Im Jahr 2002 war dieses Unbegreifliche schon einmal ganz nah: Damals erschoss ein Ex-Schüler an der Wirtschaftsschule in Freising den Rektor und verletzte einen Lehrer schwer. Zuvor hatte der Täter zwei Arbeitskollegen umgebracht. Das Kultusministerium ließ daraufhin sofort ein Sicherheitskonzept für bayerische Schulen erstellen. Auf 15 Seiten werden darin Verhaltensmaßnahmen empfohlen: Unbekannte auf dem Schulgelände ansprechen, die Aufsicht verstärken, Türen besser überwachen oder ganz absperren - und auch den Einsatz von Videoüberwachungsanlagen stellte das Ministerium den Schulen frei.

"Jede Schule sollte nach Absprache mit der Polizei das machen, was für sie als geeignet erschien", erklärt Ministeriumssprecher Ludwig Unger den Sinn des Konzepts, in dem es aber auch heißt: "Die Schule ist ein Lebensraum und darf kein Überwachungsraum werden."

Eine weitere Krise: Nach dem Amoklauf in Emsdetten Ende November 2006 drohten vier Männer via Internet auch in München mit Amokläufen. Drei waren reine Trittbrettfahrer. Den Vierte allerdings, einen 21-jährigen Oberföhringer, stufte die Polizei als gefährlich ein. Er lebte abgeschieden und zurückgezogen, liebte blutrünstige Videospiele und hatte sich Meldungen von Amokläufen fein säuberlich aus der Zeitung ausgeschnitten.

Nur ein Versuch

Im Internet kündigte er an, sich an seinem Arbeitskollegen rächen zu wollen und dass er sich eine Waffe besorgt habe. Die Polizei nahm den Mann fest. "Ich bin der festen Überzeugung", sagt Rektor Glauz, "dass man sich gegen einen Amoklauf nicht schützen kann." Dennoch, wie viele andere Schulen gibt es auch bei ihm ein Krisenteam, ihm gehören jemand aus der Schulleitung an, zudem etwa ein Religionslehrer und Psychologe. Sollte es zu einem Amoklauf kommen, haben sie sich Wege ausgedacht, um die Lehrer zu informieren, ohne die Schüler in Panik zu versetzen.

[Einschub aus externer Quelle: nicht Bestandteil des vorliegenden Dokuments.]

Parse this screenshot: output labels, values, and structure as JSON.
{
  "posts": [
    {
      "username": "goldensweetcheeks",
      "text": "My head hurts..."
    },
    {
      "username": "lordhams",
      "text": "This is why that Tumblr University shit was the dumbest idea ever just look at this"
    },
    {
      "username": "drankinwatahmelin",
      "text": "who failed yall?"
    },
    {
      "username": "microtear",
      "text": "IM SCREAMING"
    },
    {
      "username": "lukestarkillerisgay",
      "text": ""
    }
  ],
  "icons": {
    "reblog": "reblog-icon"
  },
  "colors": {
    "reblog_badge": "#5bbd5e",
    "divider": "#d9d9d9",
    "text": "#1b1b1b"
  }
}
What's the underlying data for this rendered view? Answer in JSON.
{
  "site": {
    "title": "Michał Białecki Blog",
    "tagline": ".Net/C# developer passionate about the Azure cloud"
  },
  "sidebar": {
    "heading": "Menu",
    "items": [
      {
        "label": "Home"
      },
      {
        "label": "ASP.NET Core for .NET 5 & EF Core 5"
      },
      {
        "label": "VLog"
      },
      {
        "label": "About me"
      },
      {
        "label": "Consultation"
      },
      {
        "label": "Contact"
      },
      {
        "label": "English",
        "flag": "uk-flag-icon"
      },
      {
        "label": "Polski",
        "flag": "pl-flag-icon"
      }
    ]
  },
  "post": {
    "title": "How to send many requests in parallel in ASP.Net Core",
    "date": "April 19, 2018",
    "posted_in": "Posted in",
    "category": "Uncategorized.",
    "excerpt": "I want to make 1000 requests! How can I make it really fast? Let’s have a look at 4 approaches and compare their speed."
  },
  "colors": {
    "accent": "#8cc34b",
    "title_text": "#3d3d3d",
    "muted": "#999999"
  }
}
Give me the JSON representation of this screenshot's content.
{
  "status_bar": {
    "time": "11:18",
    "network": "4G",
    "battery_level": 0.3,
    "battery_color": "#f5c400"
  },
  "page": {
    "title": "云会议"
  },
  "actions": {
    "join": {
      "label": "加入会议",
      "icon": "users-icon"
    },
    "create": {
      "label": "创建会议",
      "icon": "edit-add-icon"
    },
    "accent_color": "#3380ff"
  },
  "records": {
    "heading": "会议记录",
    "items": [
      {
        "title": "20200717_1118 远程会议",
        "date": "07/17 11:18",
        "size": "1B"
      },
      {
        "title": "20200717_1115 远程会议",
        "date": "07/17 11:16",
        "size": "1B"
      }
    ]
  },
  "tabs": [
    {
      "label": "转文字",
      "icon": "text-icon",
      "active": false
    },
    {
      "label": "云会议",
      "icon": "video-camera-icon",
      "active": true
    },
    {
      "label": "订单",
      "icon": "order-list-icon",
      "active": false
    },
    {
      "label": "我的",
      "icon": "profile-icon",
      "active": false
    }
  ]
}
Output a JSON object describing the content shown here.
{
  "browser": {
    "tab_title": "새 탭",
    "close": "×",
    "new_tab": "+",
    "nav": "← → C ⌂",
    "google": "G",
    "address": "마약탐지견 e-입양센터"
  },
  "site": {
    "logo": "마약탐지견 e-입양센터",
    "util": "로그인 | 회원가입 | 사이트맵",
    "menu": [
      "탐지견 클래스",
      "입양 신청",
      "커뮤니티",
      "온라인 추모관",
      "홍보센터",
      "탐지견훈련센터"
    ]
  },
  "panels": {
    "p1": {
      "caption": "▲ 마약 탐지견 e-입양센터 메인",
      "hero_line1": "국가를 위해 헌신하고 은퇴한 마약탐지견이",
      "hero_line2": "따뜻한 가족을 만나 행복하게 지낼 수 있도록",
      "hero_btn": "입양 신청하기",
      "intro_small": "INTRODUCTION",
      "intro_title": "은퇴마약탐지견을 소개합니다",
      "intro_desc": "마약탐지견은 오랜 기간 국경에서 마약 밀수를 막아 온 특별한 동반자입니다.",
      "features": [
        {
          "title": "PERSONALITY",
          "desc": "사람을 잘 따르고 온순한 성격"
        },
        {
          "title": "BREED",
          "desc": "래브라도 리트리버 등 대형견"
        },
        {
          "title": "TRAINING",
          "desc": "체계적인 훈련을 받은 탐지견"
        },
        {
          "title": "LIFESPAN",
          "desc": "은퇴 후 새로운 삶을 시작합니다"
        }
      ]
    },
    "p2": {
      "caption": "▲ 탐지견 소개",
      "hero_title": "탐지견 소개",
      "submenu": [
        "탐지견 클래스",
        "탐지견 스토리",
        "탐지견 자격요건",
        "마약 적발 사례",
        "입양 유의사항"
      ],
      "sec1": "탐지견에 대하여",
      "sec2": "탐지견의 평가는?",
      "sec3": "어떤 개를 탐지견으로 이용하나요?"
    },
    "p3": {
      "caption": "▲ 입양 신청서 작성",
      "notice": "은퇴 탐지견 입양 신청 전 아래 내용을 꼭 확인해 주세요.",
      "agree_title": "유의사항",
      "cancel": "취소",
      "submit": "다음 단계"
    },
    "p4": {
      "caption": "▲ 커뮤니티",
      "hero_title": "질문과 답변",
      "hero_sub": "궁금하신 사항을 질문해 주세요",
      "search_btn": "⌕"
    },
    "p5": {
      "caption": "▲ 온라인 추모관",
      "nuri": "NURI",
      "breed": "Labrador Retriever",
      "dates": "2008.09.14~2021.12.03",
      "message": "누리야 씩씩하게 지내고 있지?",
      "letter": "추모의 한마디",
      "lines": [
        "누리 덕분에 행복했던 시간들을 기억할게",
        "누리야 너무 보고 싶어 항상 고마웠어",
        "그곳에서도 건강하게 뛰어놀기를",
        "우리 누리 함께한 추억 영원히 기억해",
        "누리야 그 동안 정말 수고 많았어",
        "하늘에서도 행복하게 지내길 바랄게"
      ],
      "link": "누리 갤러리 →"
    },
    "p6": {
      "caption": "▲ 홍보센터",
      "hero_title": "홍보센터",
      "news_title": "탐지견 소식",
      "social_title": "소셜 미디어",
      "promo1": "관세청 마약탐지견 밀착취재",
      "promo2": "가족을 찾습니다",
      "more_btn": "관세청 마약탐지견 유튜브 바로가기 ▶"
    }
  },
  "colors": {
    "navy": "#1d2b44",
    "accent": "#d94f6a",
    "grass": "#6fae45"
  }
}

Auch am Erasmus-Grasser-Gymnasium existieren genaue Vorgaben für eine Evakuierung, berichtet Direktor Stephan Zahlhaas: Wohin die Schulleitung geht im Fall der Fälle, wo sich die Eltern sammeln können, um Informationen zu erhalten. Das wäre etwa zwei Kilometer vom Schulgebäude entfernt, denn man müsse damit rechnen, dass dann der Bereich ums Gymnasium weiträumig abgesperrt werde. Seine Schule bildet mit dem benachbarten Ludwigsgymnasium einen Campus an der Fürstenrieder Straße, den 2000 Schüler besuchen. Wirkliche Ordnung sei im Fall einer Evakuierung unwahrscheinlich, räumt Zahlhaas ein. Alle Pläne seien also nur "der Versuch, ein unendliches Chaos in absehbarer Zeit zu mindern".

Niemand kann einen Amoklauf ausschließen, das weiß man auch im städtischen Schulreferat. Also gehe es darum, die Gefahren zu minimieren, sagt Sprecherin Eva-Maria Volland. Das Schulreferat setze deshalb auf Prävention. Man versuche, gefährdete Jugendliche so gut es geht zu betreuen und zu fördern, damit sie sich nicht in eine düstere Gedankenwelt hineinsteigern. Denn so einem Amoklauf gehe erfahrungsgemäß immer "eine lange, schwierige Vorgeschichte" voraus.